Mini-Roundup of Things I Was Too Busy To Post About
I got pretty busy this past week and missed quite a few big linux stories that I wanted to post about so I decided to do this post to as a mini-roundup with short summaries for each post. Sorry for the lapse in posting, I’ll try to get back to more regular posts next week.
- GCC 4.4.0 Released – GCC 4.4 incorporates the Graphite branch which is a new framework for loop optimizations, better support for the C++0X standard, and a new register allocator. Full changes can be read here.
- Ubuntu 9.04 “Jaunty Jackalope” Released – The next Ubuntu release in the LTS cycle hit its target release date on April 23. There are tons of changes that range from performance improvements to package updates. Boot time has been significantly improved, GNOME 2.26, X.org 1.6, ext4 support, Wacom tablet hotplugging support, Linux kernel 2.6.28, and many more. The Kubuntu, Xubuntu, Mythbuntu, etc. Ubuntu-based distributions also saw releases with the same upgrades in addition to their specific desktop environment upgrades.

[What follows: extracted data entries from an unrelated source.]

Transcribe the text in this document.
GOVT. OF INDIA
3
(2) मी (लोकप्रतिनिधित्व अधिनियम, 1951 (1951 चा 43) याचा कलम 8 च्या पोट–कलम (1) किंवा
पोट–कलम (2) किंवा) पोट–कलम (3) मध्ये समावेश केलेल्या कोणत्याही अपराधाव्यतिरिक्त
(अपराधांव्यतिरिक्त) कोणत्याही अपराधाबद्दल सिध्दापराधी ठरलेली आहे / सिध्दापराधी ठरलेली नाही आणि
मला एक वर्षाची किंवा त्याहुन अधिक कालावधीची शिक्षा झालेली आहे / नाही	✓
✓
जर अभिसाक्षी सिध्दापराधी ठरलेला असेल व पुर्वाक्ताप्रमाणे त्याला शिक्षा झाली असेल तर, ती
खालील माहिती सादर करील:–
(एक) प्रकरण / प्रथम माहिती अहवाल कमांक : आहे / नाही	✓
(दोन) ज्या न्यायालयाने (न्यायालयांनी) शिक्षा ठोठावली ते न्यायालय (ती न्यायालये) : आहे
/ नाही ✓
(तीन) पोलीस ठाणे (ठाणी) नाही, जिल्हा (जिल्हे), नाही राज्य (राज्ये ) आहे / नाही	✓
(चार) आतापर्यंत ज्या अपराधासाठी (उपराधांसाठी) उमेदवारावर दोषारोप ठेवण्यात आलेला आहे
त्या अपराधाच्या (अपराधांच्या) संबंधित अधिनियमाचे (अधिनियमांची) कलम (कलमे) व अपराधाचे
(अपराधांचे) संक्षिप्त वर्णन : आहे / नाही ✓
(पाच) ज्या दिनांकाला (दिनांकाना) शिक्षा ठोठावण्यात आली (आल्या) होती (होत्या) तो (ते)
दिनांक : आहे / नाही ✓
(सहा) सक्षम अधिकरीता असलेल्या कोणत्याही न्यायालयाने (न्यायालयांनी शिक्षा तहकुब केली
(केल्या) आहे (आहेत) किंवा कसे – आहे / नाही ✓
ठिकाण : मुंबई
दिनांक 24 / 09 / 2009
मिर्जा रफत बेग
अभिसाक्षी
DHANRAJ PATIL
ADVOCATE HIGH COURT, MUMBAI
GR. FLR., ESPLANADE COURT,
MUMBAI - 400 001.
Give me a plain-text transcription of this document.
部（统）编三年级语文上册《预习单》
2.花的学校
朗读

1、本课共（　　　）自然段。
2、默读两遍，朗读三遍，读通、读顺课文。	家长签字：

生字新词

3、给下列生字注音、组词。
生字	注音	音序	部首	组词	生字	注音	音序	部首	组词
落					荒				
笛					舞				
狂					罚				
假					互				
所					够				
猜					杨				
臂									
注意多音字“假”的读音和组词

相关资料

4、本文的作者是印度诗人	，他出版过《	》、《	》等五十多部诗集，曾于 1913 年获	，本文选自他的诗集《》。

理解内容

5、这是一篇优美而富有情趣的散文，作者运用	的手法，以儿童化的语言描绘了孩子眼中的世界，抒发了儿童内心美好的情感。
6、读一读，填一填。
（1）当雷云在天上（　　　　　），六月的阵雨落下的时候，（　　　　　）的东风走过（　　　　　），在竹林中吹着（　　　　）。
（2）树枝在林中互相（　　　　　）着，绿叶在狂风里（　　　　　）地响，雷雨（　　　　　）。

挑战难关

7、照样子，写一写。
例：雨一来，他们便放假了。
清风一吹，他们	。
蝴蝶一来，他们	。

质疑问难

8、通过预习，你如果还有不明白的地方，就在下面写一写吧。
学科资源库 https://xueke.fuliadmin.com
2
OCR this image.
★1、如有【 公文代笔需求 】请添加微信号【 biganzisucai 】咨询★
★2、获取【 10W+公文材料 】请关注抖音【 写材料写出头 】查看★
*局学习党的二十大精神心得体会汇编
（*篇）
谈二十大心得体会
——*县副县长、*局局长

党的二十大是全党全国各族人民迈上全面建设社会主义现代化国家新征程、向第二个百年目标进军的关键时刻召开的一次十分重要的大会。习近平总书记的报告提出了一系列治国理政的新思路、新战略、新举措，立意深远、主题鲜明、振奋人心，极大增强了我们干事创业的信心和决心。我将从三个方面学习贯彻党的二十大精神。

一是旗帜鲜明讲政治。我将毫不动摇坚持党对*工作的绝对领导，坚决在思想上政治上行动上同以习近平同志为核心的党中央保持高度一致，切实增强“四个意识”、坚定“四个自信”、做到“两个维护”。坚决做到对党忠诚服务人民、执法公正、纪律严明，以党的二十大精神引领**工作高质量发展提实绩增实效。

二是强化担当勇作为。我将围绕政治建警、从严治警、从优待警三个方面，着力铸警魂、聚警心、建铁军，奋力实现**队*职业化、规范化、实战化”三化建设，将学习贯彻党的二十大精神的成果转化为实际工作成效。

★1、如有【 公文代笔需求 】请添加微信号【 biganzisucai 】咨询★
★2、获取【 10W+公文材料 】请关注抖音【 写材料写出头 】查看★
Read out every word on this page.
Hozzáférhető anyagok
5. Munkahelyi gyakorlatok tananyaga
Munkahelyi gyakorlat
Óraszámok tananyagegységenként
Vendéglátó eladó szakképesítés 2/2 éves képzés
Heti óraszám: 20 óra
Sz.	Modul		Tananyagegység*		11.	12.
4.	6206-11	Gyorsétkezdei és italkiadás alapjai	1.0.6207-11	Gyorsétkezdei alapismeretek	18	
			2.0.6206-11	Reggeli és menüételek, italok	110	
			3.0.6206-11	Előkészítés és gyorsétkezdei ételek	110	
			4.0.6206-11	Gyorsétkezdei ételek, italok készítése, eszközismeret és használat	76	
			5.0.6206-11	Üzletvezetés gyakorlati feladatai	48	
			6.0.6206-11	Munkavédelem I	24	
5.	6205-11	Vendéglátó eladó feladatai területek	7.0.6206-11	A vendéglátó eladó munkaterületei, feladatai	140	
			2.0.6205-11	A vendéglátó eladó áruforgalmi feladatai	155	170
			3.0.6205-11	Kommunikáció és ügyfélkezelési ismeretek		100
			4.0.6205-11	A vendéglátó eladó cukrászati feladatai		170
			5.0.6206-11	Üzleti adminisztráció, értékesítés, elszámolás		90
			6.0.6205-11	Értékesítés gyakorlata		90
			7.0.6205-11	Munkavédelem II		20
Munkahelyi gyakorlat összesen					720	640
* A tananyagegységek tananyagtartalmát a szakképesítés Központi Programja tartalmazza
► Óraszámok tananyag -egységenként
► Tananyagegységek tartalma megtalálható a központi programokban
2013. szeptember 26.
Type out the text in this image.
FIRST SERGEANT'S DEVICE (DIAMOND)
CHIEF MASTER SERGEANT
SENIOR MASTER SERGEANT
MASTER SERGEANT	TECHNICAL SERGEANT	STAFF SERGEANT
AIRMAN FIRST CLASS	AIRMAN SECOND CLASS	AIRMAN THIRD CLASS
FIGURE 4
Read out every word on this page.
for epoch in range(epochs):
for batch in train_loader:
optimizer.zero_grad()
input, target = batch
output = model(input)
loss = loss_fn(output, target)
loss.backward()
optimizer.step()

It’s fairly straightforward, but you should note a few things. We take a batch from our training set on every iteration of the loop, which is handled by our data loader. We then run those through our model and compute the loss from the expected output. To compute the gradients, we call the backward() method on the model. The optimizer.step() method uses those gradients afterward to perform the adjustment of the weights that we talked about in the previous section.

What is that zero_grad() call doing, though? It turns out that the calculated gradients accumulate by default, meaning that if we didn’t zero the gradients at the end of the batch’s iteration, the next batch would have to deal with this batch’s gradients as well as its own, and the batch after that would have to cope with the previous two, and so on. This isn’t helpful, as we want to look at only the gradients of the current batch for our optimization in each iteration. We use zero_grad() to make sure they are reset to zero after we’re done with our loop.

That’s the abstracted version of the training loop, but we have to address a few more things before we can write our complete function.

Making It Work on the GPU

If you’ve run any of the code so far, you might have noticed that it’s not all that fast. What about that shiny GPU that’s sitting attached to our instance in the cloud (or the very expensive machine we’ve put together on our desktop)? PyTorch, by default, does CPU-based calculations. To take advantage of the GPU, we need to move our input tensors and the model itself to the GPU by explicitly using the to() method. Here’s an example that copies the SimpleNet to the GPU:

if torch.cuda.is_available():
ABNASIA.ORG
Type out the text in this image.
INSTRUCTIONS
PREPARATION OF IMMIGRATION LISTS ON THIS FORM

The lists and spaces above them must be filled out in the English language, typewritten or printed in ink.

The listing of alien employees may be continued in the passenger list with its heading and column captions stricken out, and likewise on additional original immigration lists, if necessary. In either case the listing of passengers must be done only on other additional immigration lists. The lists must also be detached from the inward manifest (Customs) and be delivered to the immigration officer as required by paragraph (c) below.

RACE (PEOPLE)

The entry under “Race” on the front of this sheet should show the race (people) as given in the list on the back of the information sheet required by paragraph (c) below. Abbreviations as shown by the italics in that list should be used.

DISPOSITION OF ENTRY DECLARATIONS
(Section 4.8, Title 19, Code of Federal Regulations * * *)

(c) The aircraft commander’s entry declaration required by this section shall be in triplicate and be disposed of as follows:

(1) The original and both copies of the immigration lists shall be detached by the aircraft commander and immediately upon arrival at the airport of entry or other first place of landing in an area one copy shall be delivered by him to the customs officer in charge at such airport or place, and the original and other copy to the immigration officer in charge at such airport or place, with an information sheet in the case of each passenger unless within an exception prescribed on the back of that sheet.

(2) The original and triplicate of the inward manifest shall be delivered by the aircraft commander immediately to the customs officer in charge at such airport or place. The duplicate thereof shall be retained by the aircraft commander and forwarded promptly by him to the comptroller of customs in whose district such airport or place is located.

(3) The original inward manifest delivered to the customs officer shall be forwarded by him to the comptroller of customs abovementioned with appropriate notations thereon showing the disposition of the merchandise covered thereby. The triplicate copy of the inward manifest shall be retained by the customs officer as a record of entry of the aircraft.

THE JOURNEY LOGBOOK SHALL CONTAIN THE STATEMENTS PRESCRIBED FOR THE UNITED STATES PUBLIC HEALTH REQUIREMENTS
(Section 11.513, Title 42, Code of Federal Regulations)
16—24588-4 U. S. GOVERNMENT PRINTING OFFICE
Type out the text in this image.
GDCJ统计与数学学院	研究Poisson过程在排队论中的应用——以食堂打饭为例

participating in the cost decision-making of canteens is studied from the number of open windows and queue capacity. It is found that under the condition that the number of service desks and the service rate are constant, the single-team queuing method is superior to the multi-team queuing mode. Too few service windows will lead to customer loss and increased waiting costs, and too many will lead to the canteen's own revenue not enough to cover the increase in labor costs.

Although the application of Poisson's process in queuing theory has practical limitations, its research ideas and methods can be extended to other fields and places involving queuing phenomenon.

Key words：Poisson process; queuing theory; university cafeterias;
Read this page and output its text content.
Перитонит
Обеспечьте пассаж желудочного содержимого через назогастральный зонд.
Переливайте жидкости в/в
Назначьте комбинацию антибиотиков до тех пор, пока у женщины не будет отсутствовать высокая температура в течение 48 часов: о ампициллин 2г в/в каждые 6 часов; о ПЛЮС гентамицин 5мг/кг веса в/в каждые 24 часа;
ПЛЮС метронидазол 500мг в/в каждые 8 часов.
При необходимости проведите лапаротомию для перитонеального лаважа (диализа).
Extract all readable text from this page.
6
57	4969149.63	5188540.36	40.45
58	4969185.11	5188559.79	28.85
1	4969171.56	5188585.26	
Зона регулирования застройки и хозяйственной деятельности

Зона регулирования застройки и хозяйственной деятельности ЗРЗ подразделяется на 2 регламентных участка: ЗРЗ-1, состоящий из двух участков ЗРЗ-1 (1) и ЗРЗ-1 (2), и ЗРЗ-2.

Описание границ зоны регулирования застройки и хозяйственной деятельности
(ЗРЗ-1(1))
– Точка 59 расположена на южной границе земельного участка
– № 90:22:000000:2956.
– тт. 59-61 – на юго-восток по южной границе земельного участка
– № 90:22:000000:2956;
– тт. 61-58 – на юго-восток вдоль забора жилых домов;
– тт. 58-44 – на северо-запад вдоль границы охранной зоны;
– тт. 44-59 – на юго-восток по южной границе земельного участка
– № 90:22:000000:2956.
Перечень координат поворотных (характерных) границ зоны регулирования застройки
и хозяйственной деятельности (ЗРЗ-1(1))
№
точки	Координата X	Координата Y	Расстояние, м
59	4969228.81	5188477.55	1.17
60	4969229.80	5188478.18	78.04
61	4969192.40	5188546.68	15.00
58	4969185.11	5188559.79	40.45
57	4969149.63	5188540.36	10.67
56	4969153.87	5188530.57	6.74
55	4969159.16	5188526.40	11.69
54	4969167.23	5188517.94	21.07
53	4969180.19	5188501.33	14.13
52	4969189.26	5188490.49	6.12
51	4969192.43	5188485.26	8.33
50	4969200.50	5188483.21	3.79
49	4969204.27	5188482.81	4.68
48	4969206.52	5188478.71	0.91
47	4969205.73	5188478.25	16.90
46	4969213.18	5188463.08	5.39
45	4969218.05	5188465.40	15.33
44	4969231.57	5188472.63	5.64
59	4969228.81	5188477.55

- Firefox 3.5b4 Benchmarks – The TuxRadar guys posted some very interesting benchmarks for Firefox 3.5b4. There are significant JavaScript performance improvements that appear to be coming in the next version.
- Ubuntu 9.04: 32-bit vs. 64-bit Benchmarks Another interesting benchmark article from the guys at TuxRadar. They benchmark the default 32-bit and 64-bit Ubuntu distros for boot time, archive decompression, kernel compilation time, ogg encoding, Adobe Flash, Google V8 JavaScript Benchmark for Firefox, and Blender rendering. From their results they show that the 64-bit version does indeed come away ahead in performance as expected.